User Interface Design
Also known as : UI Design
The process of designing the look, feel and interactivity of a digital product. A user interface is the point of interaction between humans and computers and UI design is the process of designing how these interfaces react and behave to the user.
V
Virtual Reality Design
Also known as : VR Design
Design for immersive computer-generated environments that simulate reality through the use of interactive devices, which send and receive information and are worn as goggles, headsets, gloves, or body suits. VR Designers partner with stakeholders to conduct research, design storyboards, UI, environments and create VR assets using 3D modelling software.
Visual Communications Design
Visual Communications Designers apply themselves to the visual environment, using knowledge of signs & symbols, typography, layout, hierarchy of information, human perception etc. to design a very broad spectrum of visual works.
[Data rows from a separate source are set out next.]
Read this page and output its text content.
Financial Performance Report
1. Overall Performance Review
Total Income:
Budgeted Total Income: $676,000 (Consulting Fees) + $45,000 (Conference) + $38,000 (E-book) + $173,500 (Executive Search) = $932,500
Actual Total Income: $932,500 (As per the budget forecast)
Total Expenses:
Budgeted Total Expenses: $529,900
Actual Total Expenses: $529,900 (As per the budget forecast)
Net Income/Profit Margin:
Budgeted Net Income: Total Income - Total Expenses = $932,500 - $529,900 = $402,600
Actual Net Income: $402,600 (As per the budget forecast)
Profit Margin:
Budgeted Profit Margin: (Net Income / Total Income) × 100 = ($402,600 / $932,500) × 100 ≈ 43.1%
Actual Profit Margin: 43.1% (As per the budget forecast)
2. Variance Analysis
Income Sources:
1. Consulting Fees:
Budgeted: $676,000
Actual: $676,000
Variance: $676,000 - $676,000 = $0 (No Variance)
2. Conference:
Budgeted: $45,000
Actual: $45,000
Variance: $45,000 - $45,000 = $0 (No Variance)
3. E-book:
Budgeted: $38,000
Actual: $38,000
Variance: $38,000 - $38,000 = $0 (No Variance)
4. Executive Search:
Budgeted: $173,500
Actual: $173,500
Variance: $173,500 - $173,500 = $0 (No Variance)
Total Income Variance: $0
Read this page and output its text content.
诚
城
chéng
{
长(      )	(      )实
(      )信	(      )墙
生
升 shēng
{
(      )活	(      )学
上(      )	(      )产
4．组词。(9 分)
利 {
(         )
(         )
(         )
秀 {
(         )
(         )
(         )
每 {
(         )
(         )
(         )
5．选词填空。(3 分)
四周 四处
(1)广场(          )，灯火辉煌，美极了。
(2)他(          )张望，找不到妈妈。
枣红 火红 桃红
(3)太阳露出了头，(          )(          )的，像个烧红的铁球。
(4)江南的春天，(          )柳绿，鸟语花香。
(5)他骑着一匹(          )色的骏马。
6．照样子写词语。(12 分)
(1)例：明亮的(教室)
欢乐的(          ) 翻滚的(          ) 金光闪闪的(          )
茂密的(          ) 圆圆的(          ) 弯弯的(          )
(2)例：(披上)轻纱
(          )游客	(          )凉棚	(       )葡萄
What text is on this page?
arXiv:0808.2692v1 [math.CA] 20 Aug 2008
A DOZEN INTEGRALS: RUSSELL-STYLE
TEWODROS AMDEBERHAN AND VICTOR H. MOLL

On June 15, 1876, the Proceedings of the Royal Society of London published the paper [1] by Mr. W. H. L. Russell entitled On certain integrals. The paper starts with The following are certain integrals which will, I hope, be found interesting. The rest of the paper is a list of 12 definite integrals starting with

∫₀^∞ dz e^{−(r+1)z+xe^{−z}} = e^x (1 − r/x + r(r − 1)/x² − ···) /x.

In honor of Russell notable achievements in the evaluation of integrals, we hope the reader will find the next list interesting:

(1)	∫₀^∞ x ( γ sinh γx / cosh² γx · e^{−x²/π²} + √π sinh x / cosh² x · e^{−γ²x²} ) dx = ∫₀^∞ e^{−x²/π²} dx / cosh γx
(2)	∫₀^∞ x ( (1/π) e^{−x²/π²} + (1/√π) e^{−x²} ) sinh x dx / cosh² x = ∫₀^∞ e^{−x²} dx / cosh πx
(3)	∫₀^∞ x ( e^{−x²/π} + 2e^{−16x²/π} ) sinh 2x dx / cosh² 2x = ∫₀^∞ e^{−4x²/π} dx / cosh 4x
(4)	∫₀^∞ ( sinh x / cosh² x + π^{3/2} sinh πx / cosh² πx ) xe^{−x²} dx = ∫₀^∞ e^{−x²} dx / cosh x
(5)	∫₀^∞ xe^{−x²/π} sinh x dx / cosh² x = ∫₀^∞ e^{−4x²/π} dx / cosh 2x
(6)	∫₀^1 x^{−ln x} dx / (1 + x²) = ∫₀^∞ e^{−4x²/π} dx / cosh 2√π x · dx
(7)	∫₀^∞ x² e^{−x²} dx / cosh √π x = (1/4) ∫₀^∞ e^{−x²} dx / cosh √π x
These extend through books and magazines, websites, apps, wayfinding, illustration, motion design etc. to more abstract systems of identity, branding and strategic planning.
W
Wearable Devices (Design of…)
The creation of any kind of electronic device designed to be worn on the user’s body. Such devices can take many different forms, more commonly smartwatches and smart glasses and can also include medical devices, clothing or elements of clothing, jewellery and other accessories.
Web Design
Broad term that refers to the design of websites that are displayed on the internet. Usually refers to the user experience (UX) and interface(UI) aspects of website development rather than the software.